I've been looking for my grandparents marrage record for years now online but to no avail. I check at our main library but nothing. I was told that the records they had were the same as vital records office, but are they. Can anyone recommend a free place to look. They should have been married in Florida around 1949-1951 but they move around a litle and no one alive remembers when or where it was. I value any info into this. Can I use their SSN's because those were easy to find?!?!

Public Comments

  1. Whether marriage and other records will be available at public libraries varies from place to place. I certainly wouldn't expect to find my ancestors' records in public libraries: I would always go to Vital Records offices. Libraries are not normal repositories of birth, marriage, and death records except as these might have appeared in local newspapers, which, in turn, were stored on microfiche in libraries. Today, libraries may be using different methods to store old newspapers and their birth notices and wedding announcements, plus obituaries (death notices). But libraries should not be your first port of call. Vital Records Offices are best, and in this case, you are looking for a marriage license.

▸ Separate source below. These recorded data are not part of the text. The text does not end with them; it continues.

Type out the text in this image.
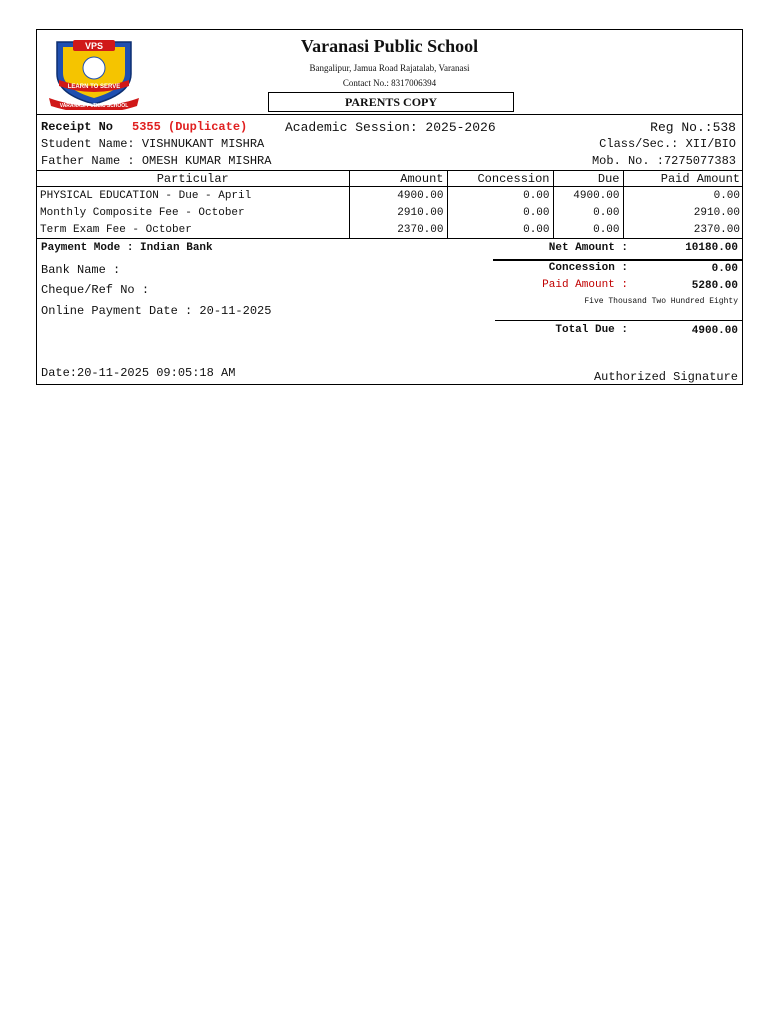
VPS
LEARN TO SERVE
VARANASI PUBLIC SCHOOL
Varanasi Public School
Bangalipur, Jamua Road Rajatalab, Varanasi
Contact No.: 8317006394
PARENTS COPY
Receipt No 5355 (Duplicate)	Academic Session: 2025-2026	Reg No.:538
Student Name: VISHNUKANT MISHRA	Class/Sec.: XII/BIO
Father Name : OMESH KUMAR MISHRA	Mob. No. :7275077383
Particular	Amount	Concession	Due	Paid Amount
PHYSICAL EDUCATION - Due - April	4900.00	0.00	4900.00	0.00
Monthly Composite Fee - October	2910.00	0.00	0.00	2910.00
Term Exam Fee - October	2370.00	0.00	0.00	2370.00
Payment Mode : Indian Bank
Bank Name :
Cheque/Ref No :
Online Payment Date : 20-11-2025
Net Amount :	10180.00
Concession :	0.00
Paid Amount :	5280.00
Five Thousand Two Hundred Eighty
Total Due :	4900.00
Date:20-11-2025 09:05:18 AM	Authorized Signature
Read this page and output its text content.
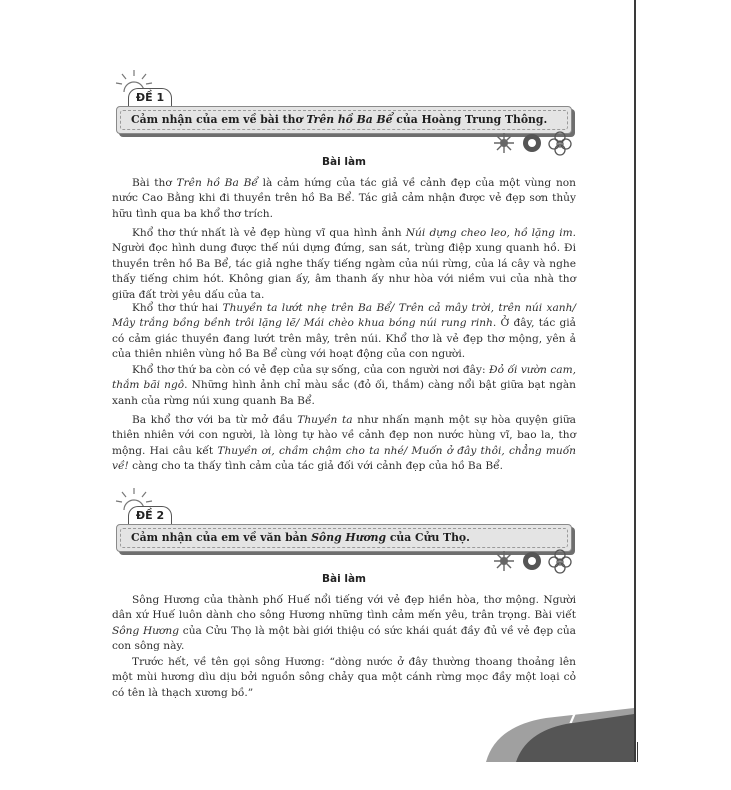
ĐỀ 1
Cảm nhận của em về bài thơ Trên hồ Ba Bể của Hoàng Trung Thông.
Bài làm

Bài thơ Trên hồ Ba Bể là cảm hứng của tác giả về cảnh đẹp của một vùng non nước Cao Bằng khi đi thuyền trên hồ Ba Bể. Tác giả cảm nhận được vẻ đẹp sơn thủy hữu tình qua ba khổ thơ trích.

Khổ thơ thứ nhất là vẻ đẹp hùng vĩ qua hình ảnh Núi dựng cheo leo, hồ lặng im. Người đọc hình dung được thế núi dựng đứng, san sát, trùng điệp xung quanh hồ. Đi thuyền trên hồ Ba Bể, tác giả nghe thấy tiếng ngàm của núi rừng, của lá cây và nghe thấy tiếng chim hót. Không gian ấy, âm thanh ấy như hòa với niềm vui của nhà thơ giữa đất trời yêu dấu của ta.

Khổ thơ thứ hai Thuyền ta lướt nhẹ trên Ba Bể/ Trên cả mây trời, trên núi xanh/ Mây trắng bồng bềnh trôi lặng lẽ/ Mái chèo khua bóng núi rung rinh. Ở đây, tác giả có cảm giác thuyền đang lướt trên mây, trên núi. Khổ thơ là vẻ đẹp thơ mộng, yên ả của thiên nhiên vùng hồ Ba Bể cùng với hoạt động của con người.

Khổ thơ thứ ba còn có vẻ đẹp của sự sống, của con người nơi đây: Đỏ ối vườn cam, thắm bãi ngô. Những hình ảnh chỉ màu sắc (đỏ ối, thắm) càng nổi bật giữa bạt ngàn xanh của rừng núi xung quanh Ba Bể.

Ba khổ thơ với ba từ mở đầu Thuyền ta như nhấn mạnh một sự hòa quyện giữa thiên nhiên với con người, là lòng tự hào về cảnh đẹp non nước hùng vĩ, bao la, thơ mộng. Hai câu kết Thuyền ơi, chầm chậm cho ta nhé/ Muốn ở đây thôi, chẳng muốn về! càng cho ta thấy tình cảm của tác giả đối với cảnh đẹp của hồ Ba Bể.

ĐỀ 2
Cảm nhận của em về văn bản Sông Hương của Cửu Thọ.
Bài làm

Sông Hương của thành phố Huế nổi tiếng với vẻ đẹp hiền hòa, thơ mộng. Người dân xứ Huế luôn dành cho sông Hương những tình cảm mến yêu, trân trọng. Bài viết Sông Hương của Cửu Thọ là một bài giới thiệu có sức khái quát đầy đủ về vẻ đẹp của con sông này.

Trước hết, về tên gọi sông Hương: “dòng nước ở đây thường thoang thoảng lên một mùi hương dìu dịu bởi nguồn sông chảy qua một cánh rừng mọc đầy một loại cỏ có tên là thạch xương bồ.”

7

  2. I don't think an SSN will help you find marriage records. Each state in the U.S. has its own laws regarding vital records. Marriage records were kept long before birth and death records were. Ancestry.Com has Florida marriage records from 1927 to 2001. It isn't free but many public libaries have a subscription to it that patrons can use for free. Another thing if you would give us their names then someone who sees your question down the line and has a subscription to Ancestry.Com can look it up. I have a subscription to it if you wish to contact me through my Avatar.
  3. Once you write to Shirley T through her avatar and get your grandparents' date and place, give her best answer and go back to the library. If there is an article about the wedding in the society page of the old newspaper on microfilm, you will have a gold mine. Wade through the fluff about the organdy bodice and decorations of snapdragons until you get to where the groom works, and his brother Edward being best man. Many of them mention the bride and groom's parents, and their mothers' maiden names. Wedding articles come out a day or two (sometimes as many as 7 days) after the wedding.